Though portrayed as having been silenced by the powerful, racial nationalism has a home in
the best-selling newspapers and in the current leadership of the two main political parties.
It is often scripted by highly paid London-based journalists. An outside observer attempting
an assessment based on a sweep of British mainstream media would be hard-pressed not to
conclude that, as Britain moves towards ‘taking back control of its borders at the end of the
Brexit transition period on 31st December 2020, racial nationalism is the mood of the nation.
Look a little deeper though and a non-elite cosmopolitanism is alive and kicking. It exists
alongside and in interaction with ongoing violent and more subtle racism. As sociologist Les
Back has shown through the example of the monthly silent walk by survivors and bereaved
relatives following the Grenfell Tower fire in 2017, hope can emerge from anger. It is
significant that since the brutal murder of George Floyd by Minneapolis police, Black Lives
Matter demonstrations in the UK, as in the US, have been multiracial. In my new book,
Stories from a Migrant City: Living and Working Together in the Shadow of Brexit, I draw on
eight years of research in a small, Leave-voting, English city to remind people about
England’s multi-racial, multi-lingual, multi-nationality working-class, and offer vignettes of everyday urban multi-culture – among them moments when workers came together to push
back against the excesses of ‘management through algorithms’.
This research unsettles the categorisation of people as either ‘migrant’ or ‘local’. It
acknowledges the racially differentiated ways in which national borders operate and the
ongoing racist violence of the ‘hostile environment’, including immigration detention and
deportation.
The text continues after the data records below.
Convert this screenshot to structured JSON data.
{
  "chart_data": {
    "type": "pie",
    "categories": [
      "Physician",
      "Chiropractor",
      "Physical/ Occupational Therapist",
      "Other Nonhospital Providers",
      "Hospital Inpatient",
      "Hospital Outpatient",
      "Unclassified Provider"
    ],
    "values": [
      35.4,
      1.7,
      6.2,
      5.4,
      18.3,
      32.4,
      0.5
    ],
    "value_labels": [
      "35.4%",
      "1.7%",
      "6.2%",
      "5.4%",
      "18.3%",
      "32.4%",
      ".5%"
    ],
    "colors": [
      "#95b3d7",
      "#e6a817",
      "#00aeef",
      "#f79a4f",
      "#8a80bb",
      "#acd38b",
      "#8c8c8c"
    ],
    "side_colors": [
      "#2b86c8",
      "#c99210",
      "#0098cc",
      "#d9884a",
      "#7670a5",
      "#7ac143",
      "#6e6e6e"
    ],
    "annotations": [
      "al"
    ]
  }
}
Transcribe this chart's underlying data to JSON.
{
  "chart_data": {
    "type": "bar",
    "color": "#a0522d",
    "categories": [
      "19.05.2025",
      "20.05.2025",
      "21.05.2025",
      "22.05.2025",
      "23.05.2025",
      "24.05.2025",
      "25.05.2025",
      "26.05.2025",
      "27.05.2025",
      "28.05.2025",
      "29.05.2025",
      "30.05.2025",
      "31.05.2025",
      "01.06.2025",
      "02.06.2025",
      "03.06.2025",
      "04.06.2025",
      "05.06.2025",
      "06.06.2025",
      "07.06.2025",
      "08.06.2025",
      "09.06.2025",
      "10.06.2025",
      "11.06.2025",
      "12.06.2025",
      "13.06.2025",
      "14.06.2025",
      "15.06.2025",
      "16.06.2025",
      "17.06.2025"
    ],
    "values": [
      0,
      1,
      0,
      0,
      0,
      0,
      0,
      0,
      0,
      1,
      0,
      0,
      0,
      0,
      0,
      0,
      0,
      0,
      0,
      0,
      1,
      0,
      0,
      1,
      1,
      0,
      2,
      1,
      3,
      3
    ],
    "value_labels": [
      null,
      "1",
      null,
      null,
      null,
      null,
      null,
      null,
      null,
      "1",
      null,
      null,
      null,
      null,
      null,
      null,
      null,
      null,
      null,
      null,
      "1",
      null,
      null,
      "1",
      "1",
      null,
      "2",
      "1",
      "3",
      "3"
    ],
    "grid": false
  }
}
But through listening to over a hundred people’s stories it also draws attention
to the common experience of displacement in many people’s lives, whether through moving
between places, or staying in a place unable to leave while the place itself changes.
It quickly became known during the pandemic that disproportionate numbers of people
racialised as black and brown were dying from coronavirus. As with international migrants,
many racialised people are ‘key workers’ in historically low-paid, low-status occupations and
were endangered by having to continue to work in unsafe workplaces when others were
locked down at home. As my research shows, sharing stories helps us to see each other as
people rather than categories, and thus, rather than succumbing to divisive narratives, can
equip us to work together to contest the depredations of contemporary capitalism.